Chapa-Balcorta, C., J.M. Hernandez-Ayon, R. Durazo, E. Beier, S.R. Alin, and A. Lopez-Perez (2015),Influence of post-Tehuano oceanographic processes in the dynamics of the CO2 system in the Gulf of Tehuantepec, Mexico, J. Geophys. Res. Oceans, 120, doi:10.1002/2015JC011249.
Pressure gradients between the Gulf of Mexico and the Tropical Eastern Pacific Ocean drive intense, intermittent northerly winds through gaps in the mountainous Central American isthmus. These wind jets have long been known to influence oceanographic conditions in the eastern tropical Pacific, from striking remote sensing images that show the effect of these northerly winds on sea surface temperature and wind speeds (http://www-po.coas.oregonstate.edu/~poa/www-po/research/po/research/windjets/). In the center of the Gulf of Tehuantepec, located in the Mexican tropical Pacific, temperatures can drop as much as 8°C during “norte” or “Tehuano” wind events (with speeds above 10 m s-1) from November to March, forming a strip of cold water that can stretch more than 400 km away from the coast and more than 200 km wide.
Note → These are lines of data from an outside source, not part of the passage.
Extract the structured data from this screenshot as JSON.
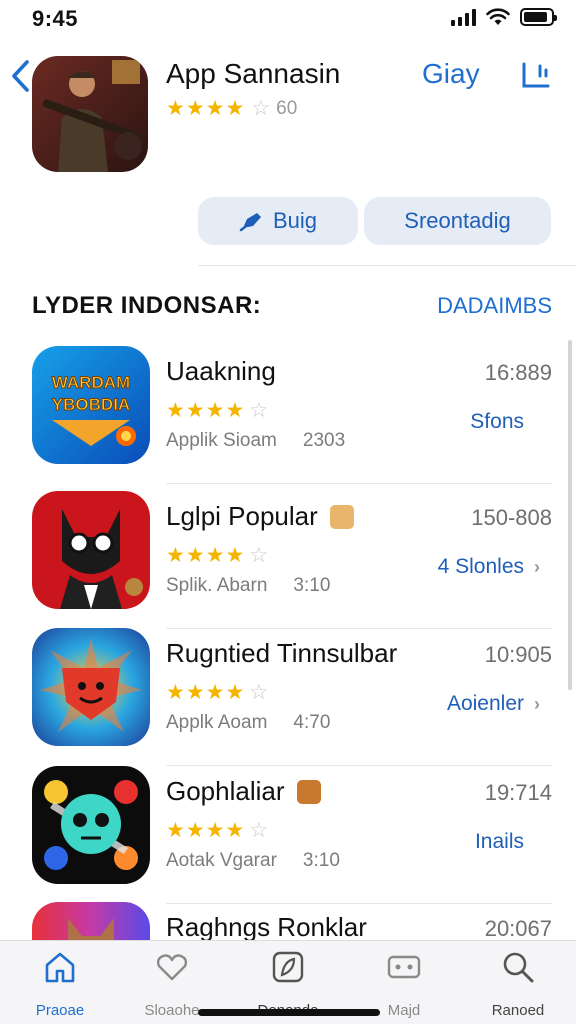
{
  "status_bar": {
    "time": "9:45",
    "battery_level": 0.9
  },
  "header": {
    "title": "App Sannasin",
    "rating_stars": "★★★★",
    "rating_count": "60",
    "link_label": "Giay",
    "back_icon": "chevron-left-icon",
    "share_icon": "share-icon"
  },
  "actions": {
    "bug_label": "Buig",
    "sort_label": "Sreontadig"
  },
  "section": {
    "title": "LYDER INDONSAR:",
    "link": "DADAIMBS"
  },
  "apps": [
    {
      "name": "Uaakning",
      "stars": "★★★★",
      "meta_left": "Applik Sioam",
      "meta_right": "2303",
      "size": "16:889",
      "action": "Sfons"
    },
    {
      "name": "Lglpi Popular",
      "stars": "★★★★",
      "meta_left": "Splik. Abarn",
      "meta_right": "3:10",
      "size": "150-808",
      "action": "4 Slonles"
    },
    {
      "name": "Rugntied Tinnsulbar",
      "stars": "★★★★",
      "meta_left": "Applk Aoam",
      "meta_right": "4:70",
      "size": "10:905",
      "action": "Aoienler"
    },
    {
      "name": "Gophlaliar",
      "stars": "★★★★",
      "meta_left": "Aotak Vgarar",
      "meta_right": "3:10",
      "size": "19:714",
      "action": "Inails"
    },
    {
      "name": "Raghngs Ronklar",
      "stars": "",
      "meta_left": "",
      "meta_right": "",
      "size": "20:067",
      "action": ""
    }
  ],
  "icon_texts": {
    "app1_logo": "WARDAM YBOBDIA"
  },
  "tabs": [
    {
      "label": "Praoae",
      "icon": "home-icon"
    },
    {
      "label": "Sloaohe",
      "icon": "heart-icon"
    },
    {
      "label": "Denende",
      "icon": "apps-icon"
    },
    {
      "label": "Majd",
      "icon": "games-icon"
    },
    {
      "label": "Ranoed",
      "icon": "search-icon"
    }
  ],
  "colors": {
    "accent": "#1f6fd1",
    "star": "#f4b400",
    "button_bg": "#e6ecf5"
  }
}
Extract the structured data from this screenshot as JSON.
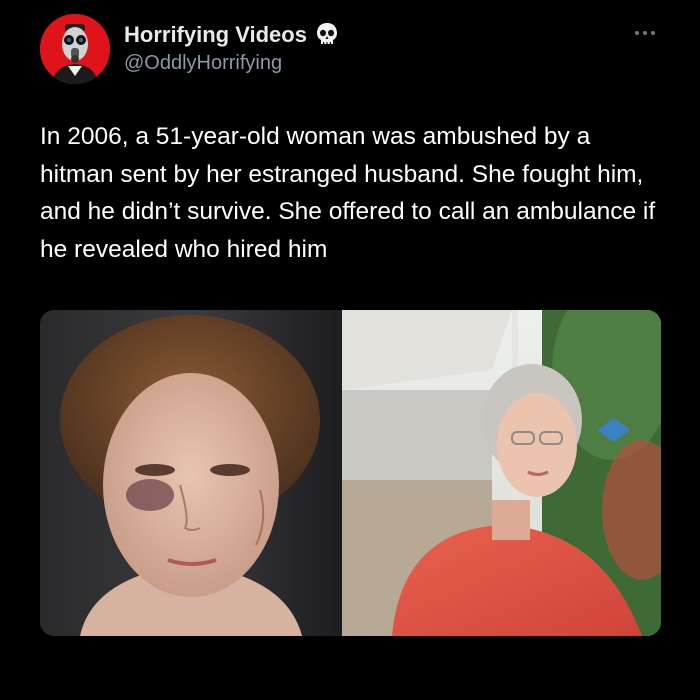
{
  "account": {
    "display_name": "Horrifying Videos",
    "handle": "@OddlyHorrifying",
    "verified_emoji_icon": "skull-icon",
    "avatar_icon": "gasmask-figure-icon",
    "avatar_bg": "#e0121a"
  },
  "post": {
    "text": "In 2006, a 51-year-old woman was ambushed by a hitman sent by her estranged husband. She fought him, and he didn’t survive. She offered to call an ambulance if he revealed who hired him"
  },
  "media": {
    "photos": [
      {
        "name": "injured-woman-photo"
      },
      {
        "name": "woman-on-porch-photo"
      }
    ]
  },
  "colors": {
    "background": "#000000",
    "text": "#ffffff",
    "secondary_text": "#8b98a5"
  }
}
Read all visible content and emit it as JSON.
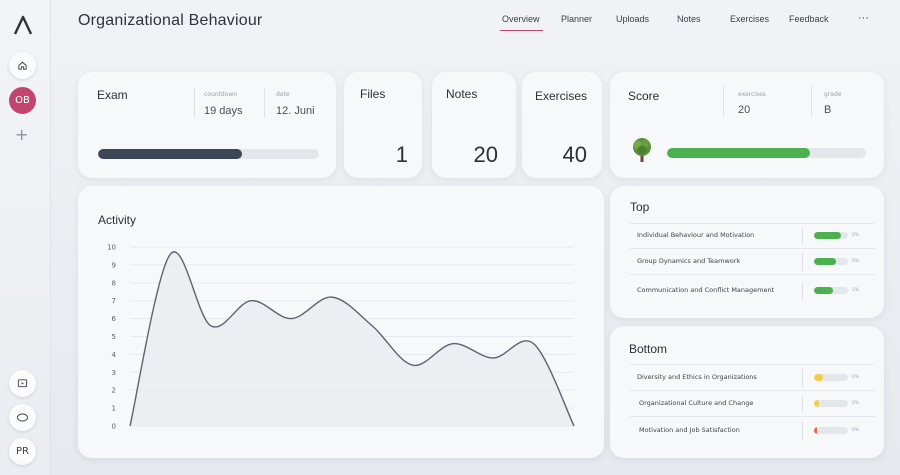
{
  "app": {
    "title": "Organizational Behaviour"
  },
  "sidebar": {
    "course_badge": "OB",
    "user_badge": "PR",
    "plus": "+",
    "icons": [
      "logo-icon",
      "home-icon",
      "plus-icon",
      "slides-icon",
      "oval-icon"
    ]
  },
  "nav": {
    "items": [
      "Overview",
      "Planner",
      "Uploads",
      "Notes",
      "Exercises",
      "Feedback"
    ],
    "more": "···",
    "active": "Overview"
  },
  "exam": {
    "title": "Exam",
    "countdown_label": "countdown",
    "countdown_value": "19 days",
    "date_label": "date",
    "date_value": "12. Juni",
    "progress": 0.65
  },
  "files": {
    "title": "Files",
    "value": "1"
  },
  "notes": {
    "title": "Notes",
    "value": "20"
  },
  "exercises": {
    "title": "Exercises",
    "value": "40"
  },
  "score": {
    "title": "Score",
    "exercises_label": "exercises",
    "exercises_value": "20",
    "grade_label": "grade",
    "grade_value": "B",
    "progress": 0.72,
    "icon": "tree-icon"
  },
  "activity": {
    "title": "Activity"
  },
  "top": {
    "title": "Top",
    "items": [
      {
        "label": "Individual Behaviour and Motivation",
        "pct": "0%",
        "fill": 0.8,
        "color": "#4caf50"
      },
      {
        "label": "Group Dynamics and Teamwork",
        "pct": "0%",
        "fill": 0.65,
        "color": "#4caf50"
      },
      {
        "label": "Communication and Conflict Management",
        "pct": "1%",
        "fill": 0.55,
        "color": "#4caf50"
      }
    ]
  },
  "bottom": {
    "title": "Bottom",
    "items": [
      {
        "label": "Diversity and Ethics in Organizations",
        "pct": "0%",
        "fill": 0.25,
        "color": "#f2cc4a"
      },
      {
        "label": "Organizational Culture and Change",
        "pct": "0%",
        "fill": 0.15,
        "color": "#f2cc4a"
      },
      {
        "label": "Motivation and Job Satisfaction",
        "pct": "0%",
        "fill": 0.08,
        "color": "#e76a4a"
      }
    ]
  },
  "colors": {
    "accent": "#c2456e",
    "exam_bar": "#3b4656",
    "score_bar": "#4caf50"
  },
  "chart_data": {
    "type": "area",
    "title": "Activity",
    "xlabel": "",
    "ylabel": "",
    "ylim": [
      0,
      10
    ],
    "yticks": [
      0,
      1,
      2,
      3,
      4,
      5,
      6,
      7,
      8,
      9,
      10
    ],
    "grid": true,
    "series": [
      {
        "values": [
          0,
          9.6,
          5.6,
          7.0,
          6.0,
          7.2,
          5.6,
          3.4,
          4.6,
          3.8,
          4.6,
          0
        ]
      }
    ]
  }
}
However, intense winds also make direct oceanographic observations particularly challenging. This study reports the first quantitative information on the carbonate chemistry in the Gulf of Tehuantepec, from a coastal survey cruise that occurred shortly after the Tehuano winds relaxed (April 2013). The authors observed high levels of inorganic carbon, with ~1000 µatm pCO2 (partial pressure of carbon dioxide), and aragonite saturation state and pH values as low as approximately 1.1 and 7.5, respectively. These challenging conditions are comparable to those observed on the West Coast Ocean Acidification cruises, on which scientists from NOAA’s Pacific Marine Environmental Laboratory and Mexico have collaborated since 2007 (See http://www.pmel.noaa.gov/pubs/outstand/feel3087/figs.shtm).
The findings reported in this paper suggest that the Gulf of Tehuantepec is a major source of CO2into the atmosphere, and should be included in carbon inventories. The estimated carbon dioxide fluxes are the highest reported for the Mexican Pacific and rank second across the Tropical Eastern Pacific, even when determined under post-Tehuano conditions. The results of this study highlight the importance of regions whose dynamics are dominated by wind jets in the global carbon balance.
But from the ecology point of view, the presence of coral reefs in the region raises several questions: how do they survive in such conditions? Have organisms living in the Gulf of Tehuantepec developed adaptative strategies to withstand these conditions? If they have indeed adapted, this region could serve as a window into the future under an ocean acidification scenario, since many of the pH values reported here are lower than those predicted to occur in tropical regions by year 2100 (7.7). To understand these processes, further studies are needed, focusing on the variability of the carbonate system in the Gulf of Tehuantepec at different spatial and temporal scales, as well as studies on the exposure of various native organisms to these conditions, in order to deepen our understanding of how pH and aragonite saturation state influence coral reef-building species and other calcifying organisms that inhabit Gulf of Tehuantepec coastal ecosystems.